A number of limitations exist in this study. The retrospective nature of this study meant that the information would be only as accurate as what was entered into the various electronic systems and hardcopy medical records of each patient. A number of assumptions were made, such as all FN patients would be admitted to our hospital or at least the record of FN occurrence would be captured in our electronic databases. However, a majority of our patients return to our cancer center for management of cancer or chemotherapy-associated complications, especially when they experience fever and signs of infection such as sore throat, flu-like symptoms and mouth ulcers. Another assumption is that of full compliance to G-CSF being given.

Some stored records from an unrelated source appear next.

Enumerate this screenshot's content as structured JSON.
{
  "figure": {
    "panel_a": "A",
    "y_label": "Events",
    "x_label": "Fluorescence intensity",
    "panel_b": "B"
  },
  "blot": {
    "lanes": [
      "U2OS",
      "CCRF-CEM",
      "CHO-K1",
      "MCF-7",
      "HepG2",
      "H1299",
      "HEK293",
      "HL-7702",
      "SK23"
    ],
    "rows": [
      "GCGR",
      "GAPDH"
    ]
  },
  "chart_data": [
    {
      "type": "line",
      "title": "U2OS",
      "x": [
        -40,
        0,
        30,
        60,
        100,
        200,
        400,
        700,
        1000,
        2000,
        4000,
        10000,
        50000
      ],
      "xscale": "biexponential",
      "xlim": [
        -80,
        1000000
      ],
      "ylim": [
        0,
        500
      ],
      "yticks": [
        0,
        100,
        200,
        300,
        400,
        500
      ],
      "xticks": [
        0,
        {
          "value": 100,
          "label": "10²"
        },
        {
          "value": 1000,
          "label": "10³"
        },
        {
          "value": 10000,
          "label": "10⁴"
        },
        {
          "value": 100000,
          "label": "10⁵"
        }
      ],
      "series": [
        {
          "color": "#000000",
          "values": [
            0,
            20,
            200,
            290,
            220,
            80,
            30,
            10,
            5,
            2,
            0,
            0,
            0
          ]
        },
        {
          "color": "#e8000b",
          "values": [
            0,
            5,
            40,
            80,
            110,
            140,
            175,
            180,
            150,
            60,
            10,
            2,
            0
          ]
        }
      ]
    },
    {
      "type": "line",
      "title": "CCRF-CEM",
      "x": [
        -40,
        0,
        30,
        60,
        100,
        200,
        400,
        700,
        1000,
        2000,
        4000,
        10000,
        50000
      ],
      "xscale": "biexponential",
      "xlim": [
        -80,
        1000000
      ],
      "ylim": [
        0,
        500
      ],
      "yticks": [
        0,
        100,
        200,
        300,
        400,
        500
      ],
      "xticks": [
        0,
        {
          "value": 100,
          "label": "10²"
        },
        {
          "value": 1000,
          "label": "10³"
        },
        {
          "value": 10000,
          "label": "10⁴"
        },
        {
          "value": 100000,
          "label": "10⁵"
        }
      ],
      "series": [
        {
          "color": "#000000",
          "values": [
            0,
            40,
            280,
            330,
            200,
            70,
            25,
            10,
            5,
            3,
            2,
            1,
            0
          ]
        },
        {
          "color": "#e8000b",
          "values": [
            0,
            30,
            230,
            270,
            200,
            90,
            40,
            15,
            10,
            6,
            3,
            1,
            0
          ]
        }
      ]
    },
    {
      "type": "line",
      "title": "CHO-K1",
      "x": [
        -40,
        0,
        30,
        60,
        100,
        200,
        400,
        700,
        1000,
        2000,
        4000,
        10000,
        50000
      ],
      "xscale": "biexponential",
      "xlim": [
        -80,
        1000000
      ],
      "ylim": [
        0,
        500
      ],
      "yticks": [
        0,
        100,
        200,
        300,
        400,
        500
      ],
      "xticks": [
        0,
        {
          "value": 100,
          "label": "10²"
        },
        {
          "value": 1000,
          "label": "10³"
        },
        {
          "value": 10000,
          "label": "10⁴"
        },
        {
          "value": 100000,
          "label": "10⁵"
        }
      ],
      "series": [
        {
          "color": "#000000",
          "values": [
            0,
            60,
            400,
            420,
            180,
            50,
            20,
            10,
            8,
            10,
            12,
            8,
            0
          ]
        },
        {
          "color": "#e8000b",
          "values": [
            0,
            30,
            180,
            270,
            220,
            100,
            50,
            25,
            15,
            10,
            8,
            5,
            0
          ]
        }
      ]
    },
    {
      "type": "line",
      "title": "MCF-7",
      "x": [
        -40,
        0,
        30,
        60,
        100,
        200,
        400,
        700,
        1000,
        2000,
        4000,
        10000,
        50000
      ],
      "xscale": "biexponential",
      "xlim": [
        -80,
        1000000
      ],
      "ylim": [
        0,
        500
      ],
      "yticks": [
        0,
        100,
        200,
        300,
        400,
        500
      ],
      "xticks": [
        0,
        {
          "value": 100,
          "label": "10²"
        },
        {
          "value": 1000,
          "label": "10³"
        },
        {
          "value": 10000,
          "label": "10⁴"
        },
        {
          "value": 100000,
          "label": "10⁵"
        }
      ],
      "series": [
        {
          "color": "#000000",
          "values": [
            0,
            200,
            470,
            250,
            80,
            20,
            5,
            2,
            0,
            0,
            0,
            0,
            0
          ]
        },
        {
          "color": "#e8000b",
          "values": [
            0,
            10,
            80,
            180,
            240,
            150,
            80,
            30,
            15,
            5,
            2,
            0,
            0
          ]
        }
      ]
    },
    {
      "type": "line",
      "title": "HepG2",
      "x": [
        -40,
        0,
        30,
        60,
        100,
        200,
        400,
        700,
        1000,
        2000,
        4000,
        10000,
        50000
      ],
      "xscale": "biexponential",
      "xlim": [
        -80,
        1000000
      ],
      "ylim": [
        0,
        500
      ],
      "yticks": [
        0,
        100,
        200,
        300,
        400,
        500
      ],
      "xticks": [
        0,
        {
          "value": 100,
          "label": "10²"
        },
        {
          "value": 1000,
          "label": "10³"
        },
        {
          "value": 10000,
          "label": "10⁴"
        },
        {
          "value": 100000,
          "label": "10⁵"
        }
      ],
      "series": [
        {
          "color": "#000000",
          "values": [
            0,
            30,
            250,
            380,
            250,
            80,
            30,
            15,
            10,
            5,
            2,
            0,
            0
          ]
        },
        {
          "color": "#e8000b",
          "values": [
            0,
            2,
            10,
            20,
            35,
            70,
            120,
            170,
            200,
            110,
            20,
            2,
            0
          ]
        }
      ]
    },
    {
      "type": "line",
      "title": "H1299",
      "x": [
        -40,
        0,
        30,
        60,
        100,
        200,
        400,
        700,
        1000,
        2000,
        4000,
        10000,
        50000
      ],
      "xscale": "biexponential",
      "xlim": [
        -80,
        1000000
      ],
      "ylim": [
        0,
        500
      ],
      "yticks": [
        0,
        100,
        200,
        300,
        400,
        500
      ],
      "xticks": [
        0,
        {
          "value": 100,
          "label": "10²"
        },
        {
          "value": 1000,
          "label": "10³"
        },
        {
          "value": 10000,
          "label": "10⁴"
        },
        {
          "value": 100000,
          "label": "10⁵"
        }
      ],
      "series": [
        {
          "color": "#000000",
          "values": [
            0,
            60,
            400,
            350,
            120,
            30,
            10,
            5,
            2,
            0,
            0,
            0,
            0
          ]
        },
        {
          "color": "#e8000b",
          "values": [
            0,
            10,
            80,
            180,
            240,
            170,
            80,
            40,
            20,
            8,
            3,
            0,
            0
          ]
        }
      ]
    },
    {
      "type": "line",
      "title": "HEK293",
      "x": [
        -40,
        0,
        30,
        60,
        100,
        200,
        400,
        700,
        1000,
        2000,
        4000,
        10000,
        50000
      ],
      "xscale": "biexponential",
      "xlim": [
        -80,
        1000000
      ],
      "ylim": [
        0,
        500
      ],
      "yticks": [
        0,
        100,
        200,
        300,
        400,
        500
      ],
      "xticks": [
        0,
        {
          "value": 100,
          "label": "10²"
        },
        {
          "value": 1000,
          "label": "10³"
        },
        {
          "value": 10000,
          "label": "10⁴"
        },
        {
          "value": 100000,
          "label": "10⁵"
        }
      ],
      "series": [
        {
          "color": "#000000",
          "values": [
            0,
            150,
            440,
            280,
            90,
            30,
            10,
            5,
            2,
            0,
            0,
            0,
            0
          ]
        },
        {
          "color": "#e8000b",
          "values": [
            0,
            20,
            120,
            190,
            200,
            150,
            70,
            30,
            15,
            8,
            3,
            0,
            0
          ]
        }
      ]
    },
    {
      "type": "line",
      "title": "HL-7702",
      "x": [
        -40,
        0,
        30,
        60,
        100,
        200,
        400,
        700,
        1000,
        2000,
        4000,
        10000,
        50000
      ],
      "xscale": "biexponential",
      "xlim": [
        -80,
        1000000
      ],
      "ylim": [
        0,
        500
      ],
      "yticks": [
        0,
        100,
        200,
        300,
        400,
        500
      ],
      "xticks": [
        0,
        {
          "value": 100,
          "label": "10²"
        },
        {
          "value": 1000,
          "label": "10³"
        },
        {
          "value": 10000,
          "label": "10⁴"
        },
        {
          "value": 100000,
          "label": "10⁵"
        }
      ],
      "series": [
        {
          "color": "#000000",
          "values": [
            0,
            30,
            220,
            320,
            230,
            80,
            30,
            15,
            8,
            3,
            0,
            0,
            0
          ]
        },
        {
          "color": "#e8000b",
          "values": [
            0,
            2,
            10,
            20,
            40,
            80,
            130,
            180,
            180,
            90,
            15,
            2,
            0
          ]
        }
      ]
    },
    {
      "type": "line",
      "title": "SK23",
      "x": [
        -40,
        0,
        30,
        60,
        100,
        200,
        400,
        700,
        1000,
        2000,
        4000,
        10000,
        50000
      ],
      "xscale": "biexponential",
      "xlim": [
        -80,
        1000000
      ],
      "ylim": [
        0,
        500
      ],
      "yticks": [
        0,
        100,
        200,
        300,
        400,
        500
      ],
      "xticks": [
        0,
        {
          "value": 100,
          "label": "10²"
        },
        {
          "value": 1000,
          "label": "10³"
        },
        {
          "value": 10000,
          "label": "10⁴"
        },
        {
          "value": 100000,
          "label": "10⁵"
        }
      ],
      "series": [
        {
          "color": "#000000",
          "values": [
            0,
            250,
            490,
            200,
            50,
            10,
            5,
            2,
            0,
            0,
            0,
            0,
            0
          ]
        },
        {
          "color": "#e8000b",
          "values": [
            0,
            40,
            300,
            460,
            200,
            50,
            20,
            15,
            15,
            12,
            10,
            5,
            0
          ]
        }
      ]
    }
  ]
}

Our small sample size may have limited the ability to detect statistical significance for certain risk factors. However, it can still be hypothesis generating. Further studies could be designed to specially evaluate each risk factor which had been identified by the univariate analysis but not the multivariable analysis or to evaluate the prevalence of FN for a specific type of malignancy or chemotherapy.

Conclusions

Despite routine prophylaxis with G-CSF, breakthrough FN is highly prevalent among elderly Asian cancer patients receiving myelosuppressive chemotherapy for solid tumors and lymphomas. The occurrences of FN have also led to severe complications including dose reduction of chemotherapy as well as hospitalization. Furthermore, elderly patients with multiple comorbidities, such as cardiovascular diseases, are at higher risk. Future studies should evaluate potential strategies, including the use of prophylactic antibiotics, to reduce the risk of breakthrough FN in this population.